Larval stages of soft ticks were removed with tweezers, kept in vials containing RNAlater (Sigma-Aldrich) and transported to the laboratory. For morphological and morphometric analyses, three ticks were slide-mounted in Hoyer's medium, and were photographed using an Olympus DP70 camera that was coupled to an Olympus BX40 optical microscope (Olympus Optical Co. Ltd., Japan). Specimens were identified to genus level as described by Barros-Battesti et al. (2013) , and species-level diagnosis was performed by comparing the morphological traits of the slide-mounted ticks with those of other Neotropical Ornithodorinae ( ENDRIS et al., 1989 ; BARROS-BATTESTI et al., 2015 ; MUÑOZ-LEAL et al., 2017b ). Type species of O. faccinii from the Acari collection of the Butantan Institute (IBSP 10316) were examined in order to compare the number of dorsal setae.

Molecular tools

For molecular analyses, larval DNA was extracted using the bead-beater/phenol-chloroform method ( SANTOLIN et al., 2013 ). Subsequently, conventional PCR as described by Mangold et al. (1998) was performed using the primers 3’- CCGGTCTCAACTCAGATCAAGT-5’ (forward) and 3’-GCTCAATGATTTTTTAAATTGCTGT-5’ (reverse), targeting a fragment of approximately 460 bp from the mitochondrial sequence encoding 16S rRNA. Sequencing of PCR products was performed by combining the same amplification primers, purified amplicons and BigDye Ready Reaction mix (ABI Corp) in an automated genetic analyzer (model 3500; ABI Corp). The sequences were assembled using Sequencher (Version 5.3, Genecodes Corporation, CA, USA). We used the BLAST search algorithm (ALTSCHUL et al., 1990) to determine closest gene identities.

Phylogenetic analysis

The sequences obtained for the mitochondrial 16S rRNA gene were aligned with another 60 Argasidae sequences retrieved from GenBank using Clustal X ( THOMPSON et al., 1997 ), and were manually adjusted using the GeneDoc software. Sequences from Ixodes holocyclus Neumann, 1899 and Ixodes uriae White, 1852 were used as outgroups (accession numbers of all sequences are shown in the phylogenetic tree). The alignment was used to construct a phylogenetic tree using maximum parsimony, as implemented in PAUP version 4.0b10 ( SWOFFORD 2002 ), with 500 bootstrap replicates, random stepwise addition to start trees (with random addition sequences) and TBR branch swapping. Bayesian analysis was performed using MrBayes v3.1.2 ( HUELSENBECK & RONQUIST, 2001 ) with four independent Markov chain runs for 1,000,000 metropolis-coupled MCMC generations, in which one tree was sampled every 100th generation.

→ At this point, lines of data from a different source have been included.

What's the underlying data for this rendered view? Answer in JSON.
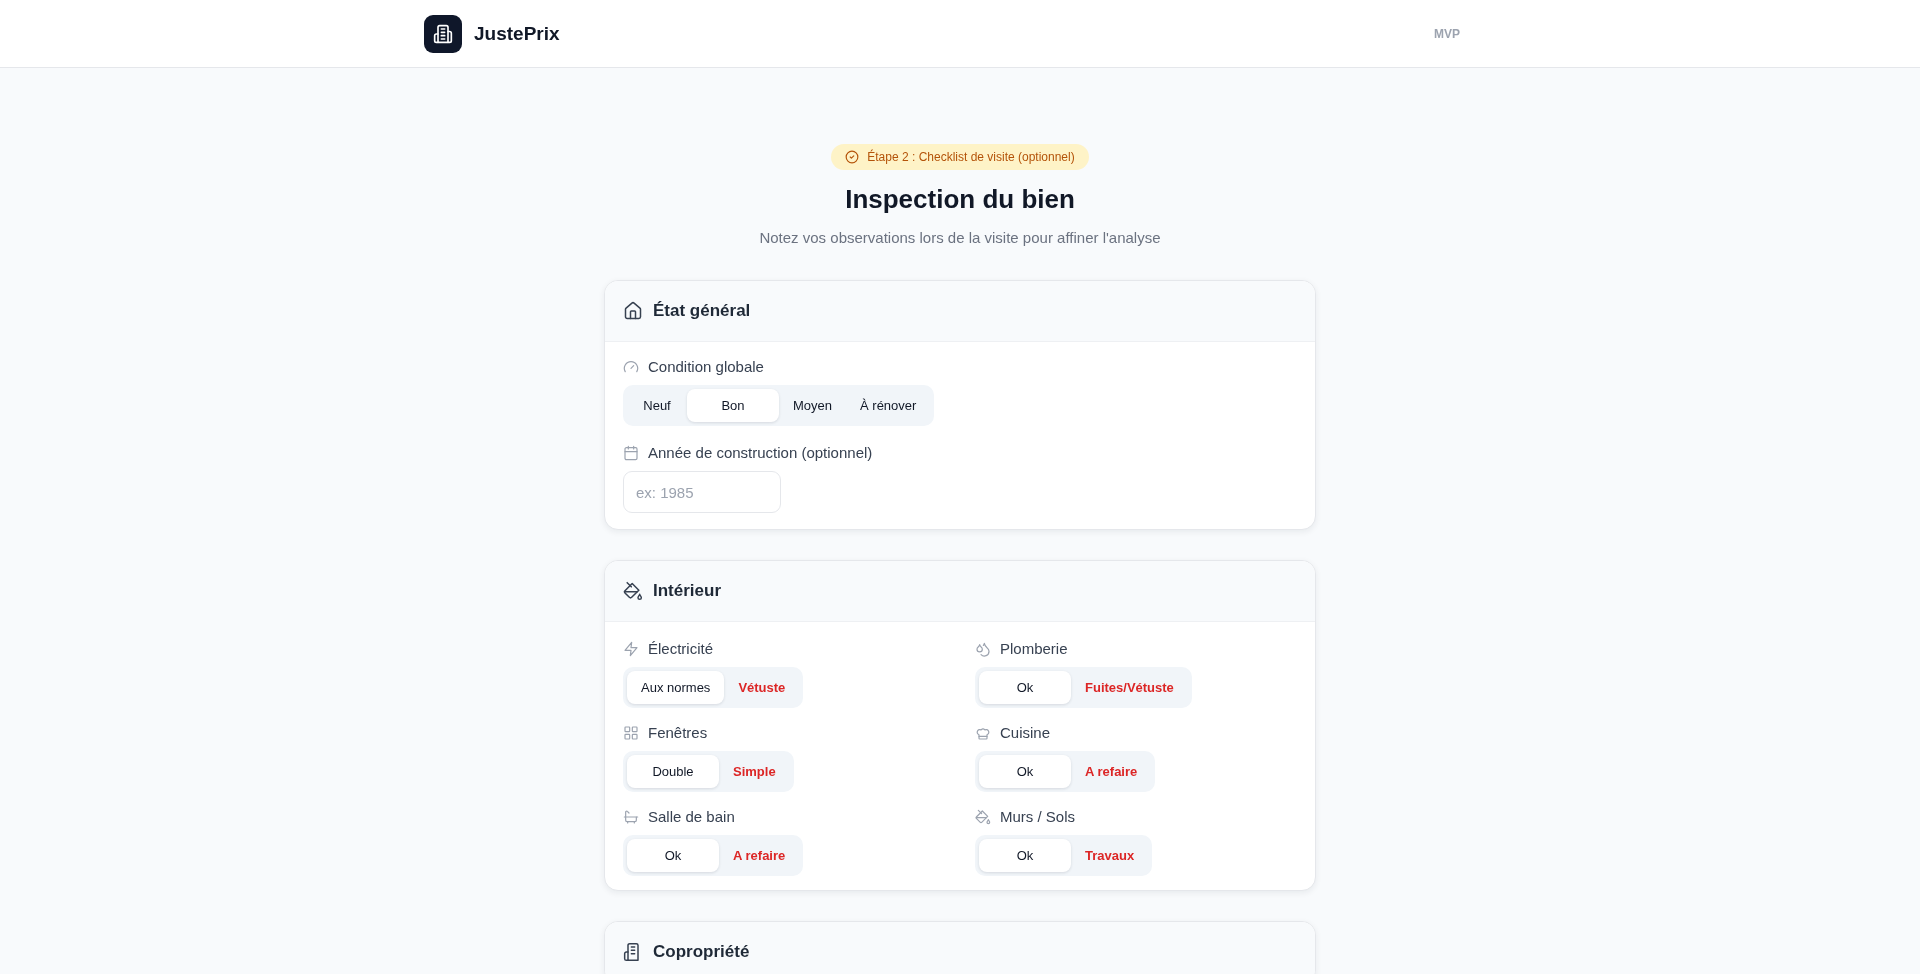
{
  "header": {
    "brand": "JustePrix",
    "tag": "MVP"
  },
  "step_badge": "Étape 2 : Checklist de visite (optionnel)",
  "title": "Inspection du bien",
  "subtitle": "Notez vos observations lors de la visite pour affiner l'analyse",
  "sections": [
    {
      "title": "État général",
      "kind": "stack",
      "fields": [
        {
          "kind": "segmented",
          "label": "Condition globale",
          "options": [
            {
              "label": "Neuf",
              "selected": false,
              "kind": "normal"
            },
            {
              "label": "Bon",
              "selected": true,
              "kind": "normal"
            },
            {
              "label": "Moyen",
              "selected": false,
              "kind": "normal"
            },
            {
              "label": "À rénover",
              "selected": false,
              "kind": "normal"
            }
          ]
        },
        {
          "kind": "input",
          "label": "Année de construction (optionnel)",
          "placeholder": "ex: 1985"
        }
      ]
    },
    {
      "title": "Intérieur",
      "kind": "grid",
      "fields": [
        {
          "kind": "segmented",
          "label": "Électricité",
          "options": [
            {
              "label": "Aux normes",
              "selected": true,
              "kind": "normal"
            },
            {
              "label": "Vétuste",
              "selected": false,
              "kind": "warning"
            }
          ]
        },
        {
          "kind": "segmented",
          "label": "Plomberie",
          "options": [
            {
              "label": "Ok",
              "selected": true,
              "kind": "normal"
            },
            {
              "label": "Fuites/Vétuste",
              "selected": false,
              "kind": "warning"
            }
          ]
        },
        {
          "kind": "segmented",
          "label": "Fenêtres",
          "options": [
            {
              "label": "Double",
              "selected": true,
              "kind": "normal"
            },
            {
              "label": "Simple",
              "selected": false,
              "kind": "warning"
            }
          ]
        },
        {
          "kind": "segmented",
          "label": "Cuisine",
          "options": [
            {
              "label": "Ok",
              "selected": true,
              "kind": "normal"
            },
            {
              "label": "A refaire",
              "selected": false,
              "kind": "warning"
            }
          ]
        },
        {
          "kind": "segmented",
          "label": "Salle de bain",
          "options": [
            {
              "label": "Ok",
              "selected": true,
              "kind": "normal"
            },
            {
              "label": "A refaire",
              "selected": false,
              "kind": "warning"
            }
          ]
        },
        {
          "kind": "segmented",
          "label": "Murs / Sols",
          "options": [
            {
              "label": "Ok",
              "selected": true,
              "kind": "normal"
            },
            {
              "label": "Travaux",
              "selected": false,
              "kind": "warning"
            }
          ]
        }
      ]
    },
    {
      "title": "Copropriété",
      "kind": "stack"
    }
  ]
}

The first 25% of the trees represented burn-in, and the remaining trees were used to calculate Bayesian posterior probabilities.

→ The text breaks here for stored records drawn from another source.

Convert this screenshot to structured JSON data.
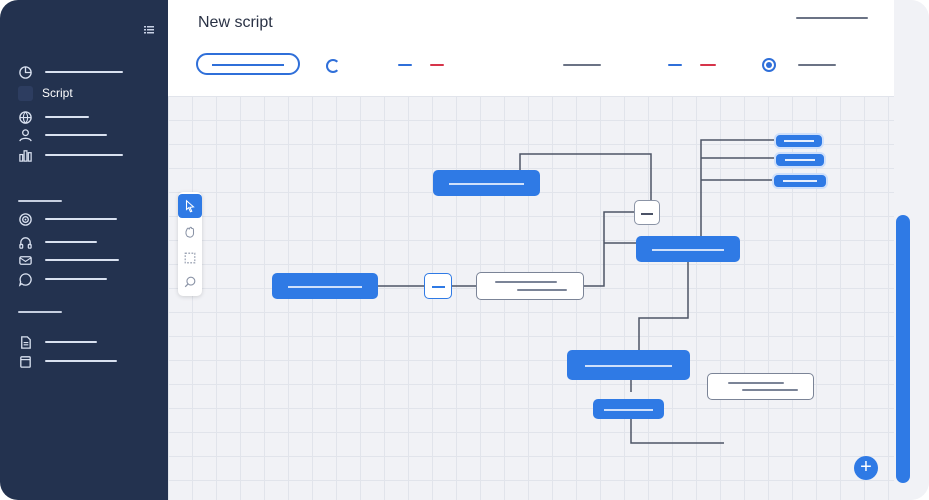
{
  "header": {
    "title": "New script"
  },
  "sidebar": {
    "active_item": "Script",
    "icons": [
      "pie-chart-icon",
      "script-icon",
      "globe-icon",
      "users-icon",
      "bar-chart-icon",
      "target-icon",
      "headphones-icon",
      "mail-icon",
      "chat-icon",
      "document-icon",
      "archive-icon"
    ]
  },
  "toolbar": {
    "tools": [
      "pointer-icon",
      "hand-icon",
      "select-area-icon",
      "zoom-icon"
    ]
  },
  "fab": {
    "label": "+"
  },
  "colors": {
    "accent": "#2f7ae5",
    "sidebar": "#23324f",
    "marker_red": "#d6344a"
  }
}
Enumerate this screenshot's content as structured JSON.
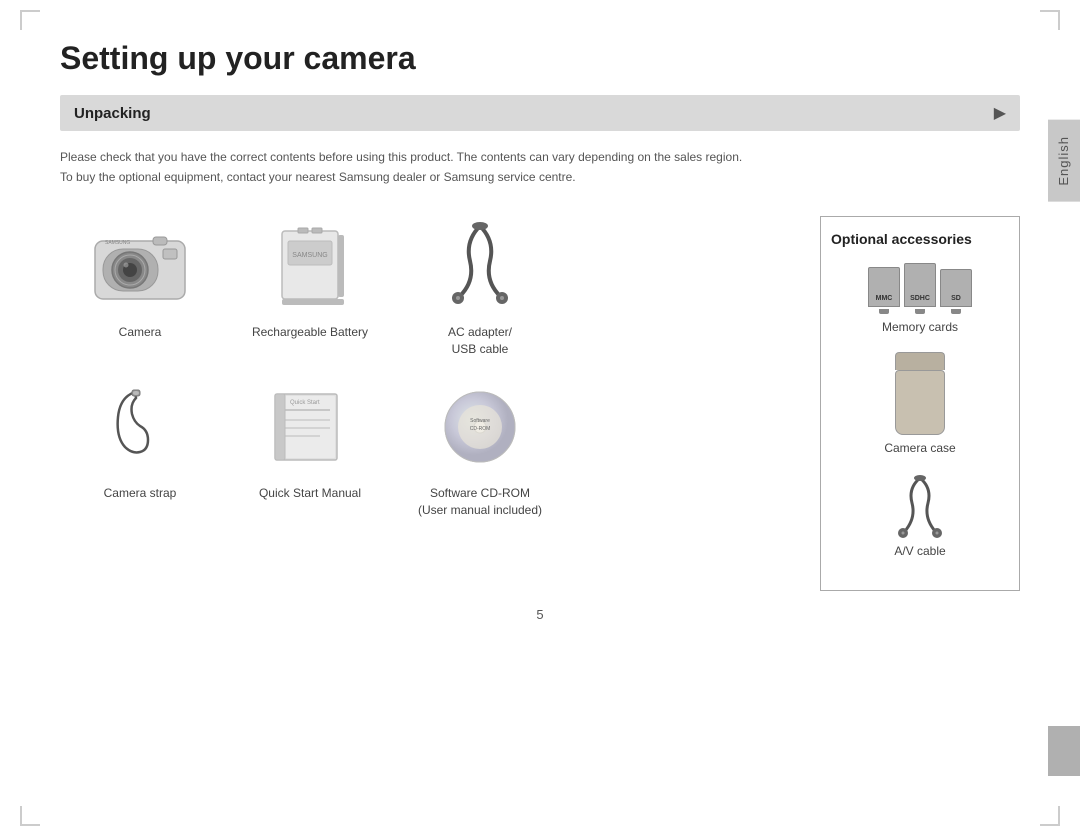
{
  "page": {
    "title": "Setting up your camera",
    "section": {
      "label": "Unpacking",
      "arrow": "▶"
    },
    "description": "Please check that you have the correct contents before using this product. The contents can vary depending on the sales region.\nTo buy the optional equipment, contact your nearest Samsung dealer or Samsung service centre.",
    "items_row1": [
      {
        "label": "Camera",
        "icon": "camera"
      },
      {
        "label": "Rechargeable Battery",
        "icon": "battery"
      },
      {
        "label": "AC adapter/\nUSB cable",
        "icon": "ac-adapter"
      }
    ],
    "items_row2": [
      {
        "label": "Camera strap",
        "icon": "strap"
      },
      {
        "label": "Quick Start Manual",
        "icon": "manual"
      },
      {
        "label": "Software CD-ROM\n(User manual included)",
        "icon": "cdrom"
      }
    ],
    "optional": {
      "title": "Optional accessories",
      "items": [
        {
          "label": "Memory cards",
          "icon": "memory-cards"
        },
        {
          "label": "Camera case",
          "icon": "camera-case"
        },
        {
          "label": "A/V cable",
          "icon": "av-cable"
        }
      ]
    },
    "page_number": "5",
    "side_label": "English",
    "memory_card_types": [
      "MMC",
      "SDHC",
      "SD"
    ]
  }
}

We caught 15 anurans (seven specimens of Rhinella ornata (Spix, 1824) and eight of Thoropa miliaris (Spix, 1824), and a total of 12 larvae of the genus Ornithodoros were collected from three specimens of R. ornata (20%) ( Figure 1 ). Nine ticks were collected from the dorsal region of the hind limbs and three from the abdomen.

Figure 1 Larva of Ornithodoros faccinii: (A) larva parasitizing Rhinella ornata, note the subcutaneous abscess like at the attachment site; (B) dorsal view pointing seven pairs of dorsal anterolateral (Al) setae, and (C) hypostome.  

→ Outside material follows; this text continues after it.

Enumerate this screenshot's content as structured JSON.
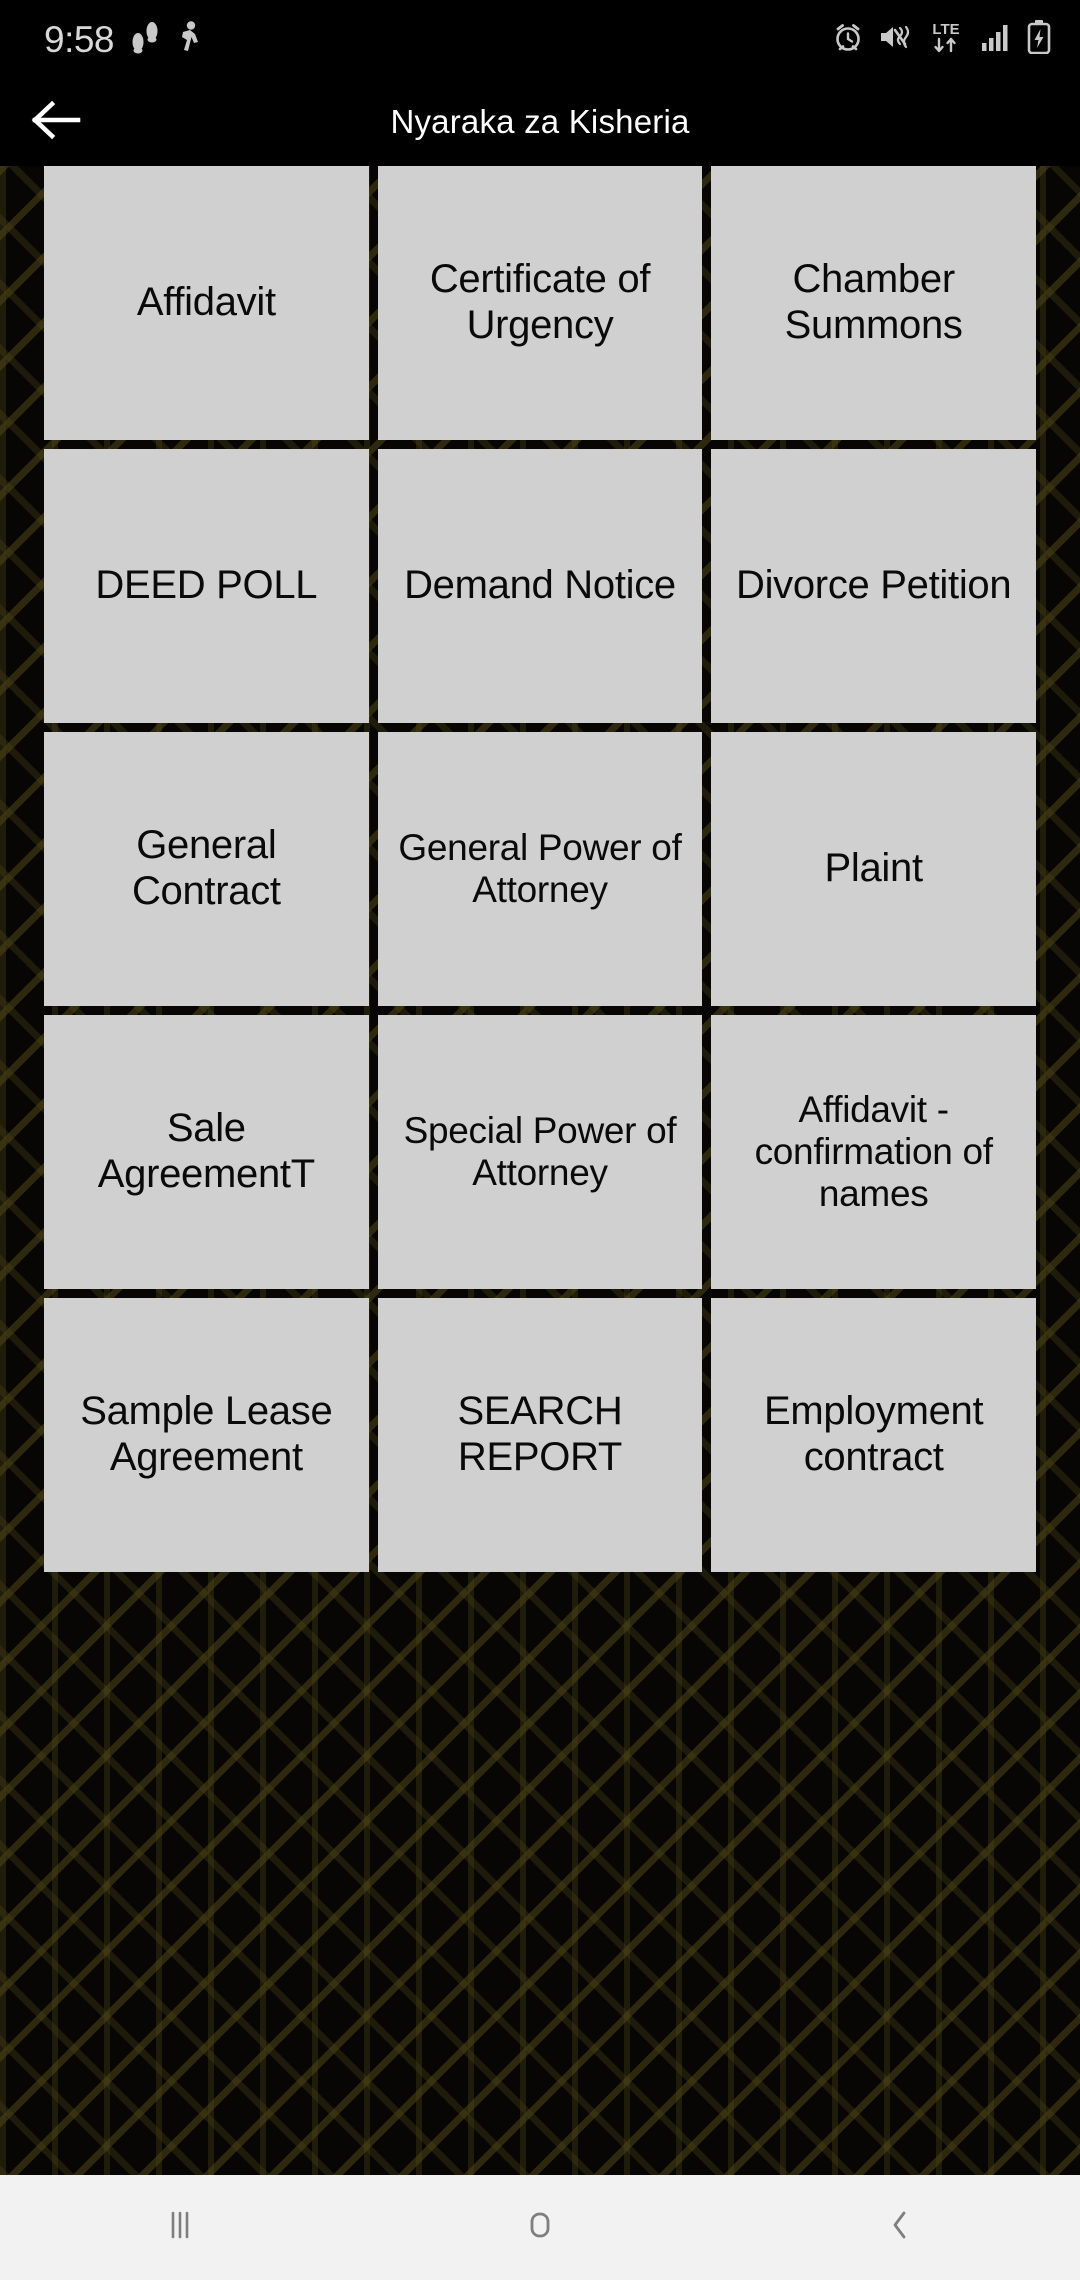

Three larvae were slide-mounted and were morphologically identified as O. faccinii , based on the following characters: idiosome with 11 pairs of dorsolateral setae and three pairs of central dorsal setae; seven (instead of six) pairs of dorsal anterolateral and four pairs of dorsal posterolateral setae; dorsal plate smooth, elongated, almost rectangular, with anterior and posterior margins rounded; ventral idiosome provided with seven pairs of setae (three pairs sternal, three circumanal and one postcoxal), plus one anal pair; posteromedian setae absent; hypostome pointed; and dental formula 3/3 in the anterior third, then 2/2 towards base ( BARROS-BATTESTI et al., 2015 ) ( Figure 1 ). Slide-mounted ticks were deposited in the “Danilo Gonçalves Saraiva” National Tick Collection (CNC) of the School of Veterinary Medicine of the University of São Paulo, São Paulo, Brazil, under accession number CNC-3514.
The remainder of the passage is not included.